En esos mismos años, en los comienzos de la IIGM, Édouard Daladier, que fuera primer ministro francés era abúlico, dilatante en sus decisiones y con escasa voluntad y energía; el comandante en jefe de las Fuerzas Armadas francesas, Maurice Gustave Gamelin, padecía, al igual que Mussolini, neurosifilis crónica.
Stalin, además de ser un psicópata antisocial al que jamás nadie se atrevió a diagnosticar tales cuadros patológicos si lo que quería era seguir con vida, padecía de insuficiencia cardiaca, hipertensión y, posiblemente, hidrocefalia. Estas patologías derivaron con el tiempo en trombosis y, seguramente, provocaron la embolia que terminó con su vida.

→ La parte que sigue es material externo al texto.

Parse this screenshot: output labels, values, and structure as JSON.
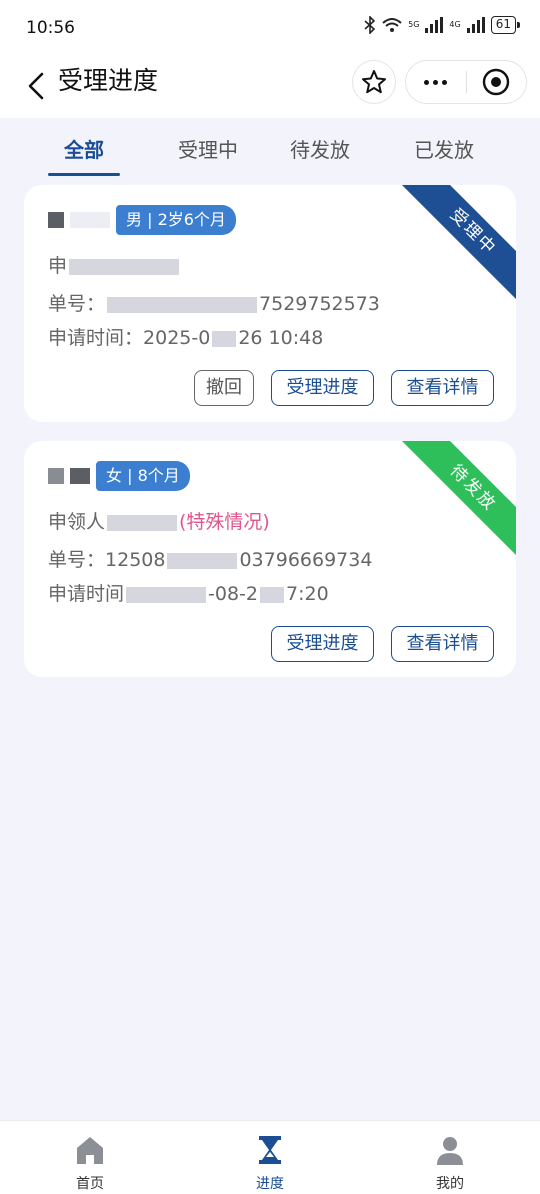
{
  "status_bar": {
    "time": "10:56",
    "net_5g": "5G",
    "net_4g": "4G",
    "battery": "61"
  },
  "nav": {
    "title": "受理进度"
  },
  "tabs": [
    {
      "label": "全部",
      "active": true
    },
    {
      "label": "受理中",
      "active": false
    },
    {
      "label": "待发放",
      "active": false
    },
    {
      "label": "已发放",
      "active": false
    }
  ],
  "cards": [
    {
      "gender_age": "男 | 2岁6个月",
      "status": "受理中",
      "applicant_prefix": "申",
      "order_prefix": "单号：",
      "order_tail": "7529752573",
      "time_prefix": "申请时间：",
      "time_start": "2025-0",
      "time_tail": "26 10:48",
      "buttons": {
        "withdraw": "撤回",
        "progress": "受理进度",
        "detail": "查看详情"
      }
    },
    {
      "gender_age": "女 | 8个月",
      "status": "待发放",
      "applicant_prefix": "申领人",
      "applicant_note": "(特殊情况)",
      "order_prefix": "单号：",
      "order_start": "12508",
      "order_tail": "03796669734",
      "time_prefix": "申请时间",
      "time_mid": "-08-2",
      "time_tail": "7:20",
      "buttons": {
        "progress": "受理进度",
        "detail": "查看详情"
      }
    }
  ],
  "bottom_nav": [
    {
      "label": "首页",
      "icon": "home-icon",
      "active": false
    },
    {
      "label": "进度",
      "icon": "hourglass-icon",
      "active": true
    },
    {
      "label": "我的",
      "icon": "user-icon",
      "active": false
    }
  ],
  "colors": {
    "primary": "#1b4e93",
    "badge": "#3c7fd1",
    "ribbon_processing": "#1e4f95",
    "ribbon_pending": "#2fbf5a",
    "special": "#e0578e"
  }
}
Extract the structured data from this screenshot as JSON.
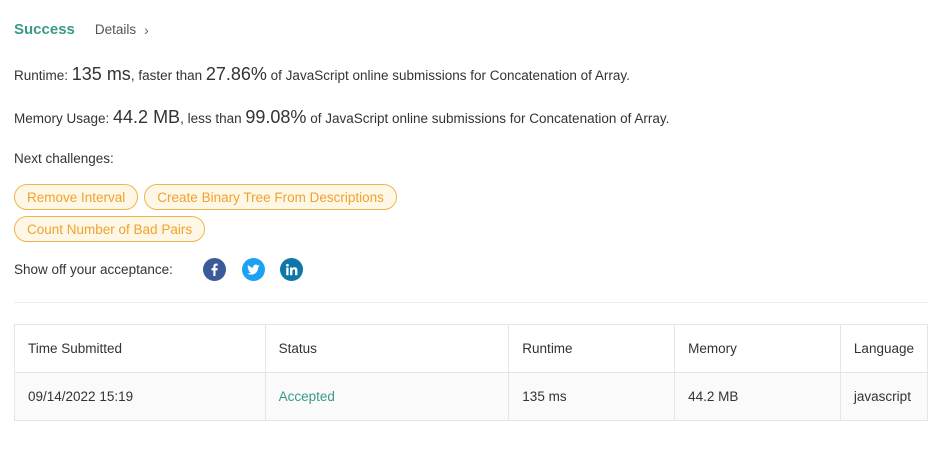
{
  "header": {
    "status": "Success",
    "details_label": "Details",
    "details_chevron": "›"
  },
  "runtime": {
    "label": "Runtime: ",
    "value": "135 ms",
    "comparison": ", faster than ",
    "percent": "27.86%",
    "suffix": " of JavaScript online submissions for Concatenation of Array."
  },
  "memory": {
    "label": "Memory Usage: ",
    "value": "44.2 MB",
    "comparison": ", less than ",
    "percent": "99.08%",
    "suffix": " of JavaScript online submissions for Concatenation of Array."
  },
  "next_challenges": {
    "label": "Next challenges:",
    "items": [
      "Remove Interval",
      "Create Binary Tree From Descriptions",
      "Count Number of Bad Pairs"
    ]
  },
  "share": {
    "label": "Show off your acceptance:",
    "icons": [
      "facebook-icon",
      "twitter-icon",
      "linkedin-icon"
    ]
  },
  "submissions": {
    "columns": [
      "Time Submitted",
      "Status",
      "Runtime",
      "Memory",
      "Language"
    ],
    "rows": [
      {
        "time": "09/14/2022 15:19",
        "status": "Accepted",
        "runtime": "135 ms",
        "memory": "44.2 MB",
        "language": "javascript"
      }
    ]
  },
  "colors": {
    "accent_green": "#3a9a8a",
    "chip_orange": "#f0a22e",
    "facebook": "#3b5a9a",
    "twitter": "#1da1f2",
    "linkedin": "#0e76a8"
  }
}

Eran tantas y tan distintas las patologías que afectaban a la salud del presidente norteamericano Franklin Delano Roosevelt que llegó prácticamente moribundo a la ya mencionada Conferencia de Yalta, en febrero de 1945, donde Churchill, bastante deteriorado en su salud, nada pudo hacer para que el más enérgico e impetuoso de los tres, Yosef Stalin, determinara la repartición del mapa político de la Europa de la post-guerra. Afortunadamente, cinco meses después, fallecido ya Roosevelt, el nuevo presidente norteamericano Harry S. Truman pudo enmendarle la plana a Stalin en la Conferencia de Potsdam.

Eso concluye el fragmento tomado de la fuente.